15th Jun 2000, 02:37
There is a rumour that the CAA are intending to give Instructor Ratings to 30 British Gliding Association Glider Pilot PPLs. This is so that they can give instruction to PPLs who fly glider tugs in order to meet the requirments of the Bi-annual test/check.
The signature of one of these new 'instructors' will carry the same authority as that of a real Instructor and enable the newly signed up Tug Pilot to fly any aircraft (in that group)into and out of any airfield in the Country bearing in mind that most of these glider tug pilots can go years without ever operating under any form of ATC.
If this information is correct we must object in the strongest possible way to these Glider Pilot PPL's being given Instructor ratings enabling them to have the same privlages as Instructors who had to first gain a BCPL or CPL and then complete an Instructors course.
Anyone got more info on this.
15th Jun 2000, 03:06
I find it hard to believe that these "ratings", if granted, will not be severely restricted...
15th Jun 2000, 03:13
I think you worry too much Cocconut.
The CAA aren't daft, and very safety
concious. If there is any truth in this rumour, then I'm sure that they will be selecting highly qualified PPL pilots of which there are plenty in the Gliding world. Moreover, who better to instruct and check tug-pilots than glider pilots. It is a different art tugging gliders aloft.
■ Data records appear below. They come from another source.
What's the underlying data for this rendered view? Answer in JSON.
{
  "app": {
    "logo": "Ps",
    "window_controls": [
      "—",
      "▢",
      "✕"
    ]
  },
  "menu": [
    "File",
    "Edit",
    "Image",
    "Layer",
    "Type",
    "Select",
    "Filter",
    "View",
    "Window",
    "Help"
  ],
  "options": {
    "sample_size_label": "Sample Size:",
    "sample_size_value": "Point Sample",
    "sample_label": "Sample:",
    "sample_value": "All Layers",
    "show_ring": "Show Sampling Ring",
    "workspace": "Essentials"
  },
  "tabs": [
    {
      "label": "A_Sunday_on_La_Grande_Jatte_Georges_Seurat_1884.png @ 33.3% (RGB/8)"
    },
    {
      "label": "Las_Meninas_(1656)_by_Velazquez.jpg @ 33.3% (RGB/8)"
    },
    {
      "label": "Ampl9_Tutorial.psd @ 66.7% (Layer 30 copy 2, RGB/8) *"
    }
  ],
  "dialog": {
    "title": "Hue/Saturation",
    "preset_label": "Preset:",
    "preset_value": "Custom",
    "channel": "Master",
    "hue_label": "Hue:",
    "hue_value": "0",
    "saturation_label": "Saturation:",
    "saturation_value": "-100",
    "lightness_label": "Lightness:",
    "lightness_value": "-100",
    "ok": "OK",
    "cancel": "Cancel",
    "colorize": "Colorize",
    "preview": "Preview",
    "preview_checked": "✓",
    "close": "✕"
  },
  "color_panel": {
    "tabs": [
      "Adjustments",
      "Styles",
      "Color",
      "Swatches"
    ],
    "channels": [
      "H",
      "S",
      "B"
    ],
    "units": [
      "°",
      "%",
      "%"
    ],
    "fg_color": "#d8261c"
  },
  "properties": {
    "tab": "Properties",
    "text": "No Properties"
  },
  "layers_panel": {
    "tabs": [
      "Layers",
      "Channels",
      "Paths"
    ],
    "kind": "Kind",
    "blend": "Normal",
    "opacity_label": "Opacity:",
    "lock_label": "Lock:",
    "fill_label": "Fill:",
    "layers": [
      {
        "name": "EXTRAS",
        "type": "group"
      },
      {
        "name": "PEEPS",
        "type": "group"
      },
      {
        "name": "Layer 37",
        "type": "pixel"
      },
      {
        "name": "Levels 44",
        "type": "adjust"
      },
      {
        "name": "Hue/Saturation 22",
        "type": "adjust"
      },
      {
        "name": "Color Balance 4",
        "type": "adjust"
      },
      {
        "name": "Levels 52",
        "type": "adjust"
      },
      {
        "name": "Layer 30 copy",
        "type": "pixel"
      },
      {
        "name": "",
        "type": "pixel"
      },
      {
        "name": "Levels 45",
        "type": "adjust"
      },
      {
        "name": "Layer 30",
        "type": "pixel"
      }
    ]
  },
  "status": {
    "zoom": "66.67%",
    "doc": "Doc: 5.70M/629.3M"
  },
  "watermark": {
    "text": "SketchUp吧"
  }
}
When I used to glide I've had the misfortune to be dragged aloft by fully competent pilots who just didn't appreciate the requirements of the unfortunate behind, hanging on and gritting the teeth.:-)
15th Jun 2000, 17:27
I think you will find the CAA have agreed to allow a certain number of very experienced Tug Pilots to carry out checks on club Tug Pilots. this is happening now by default as Tuggies generally undergo a yearly check of their competence anyway (or should do). From the paper work I have seen they are not issuing Instructor ratings. It is a more realistic work around I think.
15th Jun 2000, 18:39
Why don't they adopt the same certification system as the British Parachute Association? They nominate a Chief "jump" pilot for each DZ who is authorized to sign off anyone dropping jumpers after the requisite check ride. That would be even better than a glider pilot. By the way, it's cruel but amusing to see the white-knuckled newbies on their checkrides with four porkers hanging under the strut of a 182!
15th Jun 2000, 23:49
Sorry for the double entry The info you want is a quote from the BGA "these instructor/examiners will be regionally based as our gliding examiners are and we will appoint sufficient instructors to cover the whole country" I don't think they will get the "instructor ticket you think. A lot gliding clubs only employ gliding instructors as tug pilots (so they know what is going on down the back)and also a lot of clubs have profesional pilots as their tug masters to provide the experience necessary. Hope this answers the original quiery!!
16th Jun 2000, 02:06
The airmanship standards and levels of skill demanded for these self-policing specialists will be way in excess of those required of some C152-driving hours-building wannabe!!
climbs like a dog
17th Jun 2000, 01:17
Sounds like a reasonable enough proposal. I wouldn't have thought they'd be given the right to sign off a tug pilots logbook for the JAR instructional flight. By the same token, they have the knowledge to certify tug pilots whereas most FI's would be lost (this one certainly would, not having any glider-tug experience).
0 to 2000ft in 10 minutes
17th Jun 2000, 01:28
In JAR-FCL parlance a person who can conduct such a flight is called a Class Rating Instructor CRI so whats the big deal? any pilot with 500 hours can become a CRI.
Wee Weasley Welshman
17th Jun 2000, 21:34
Nothing to get excited about in this proposal.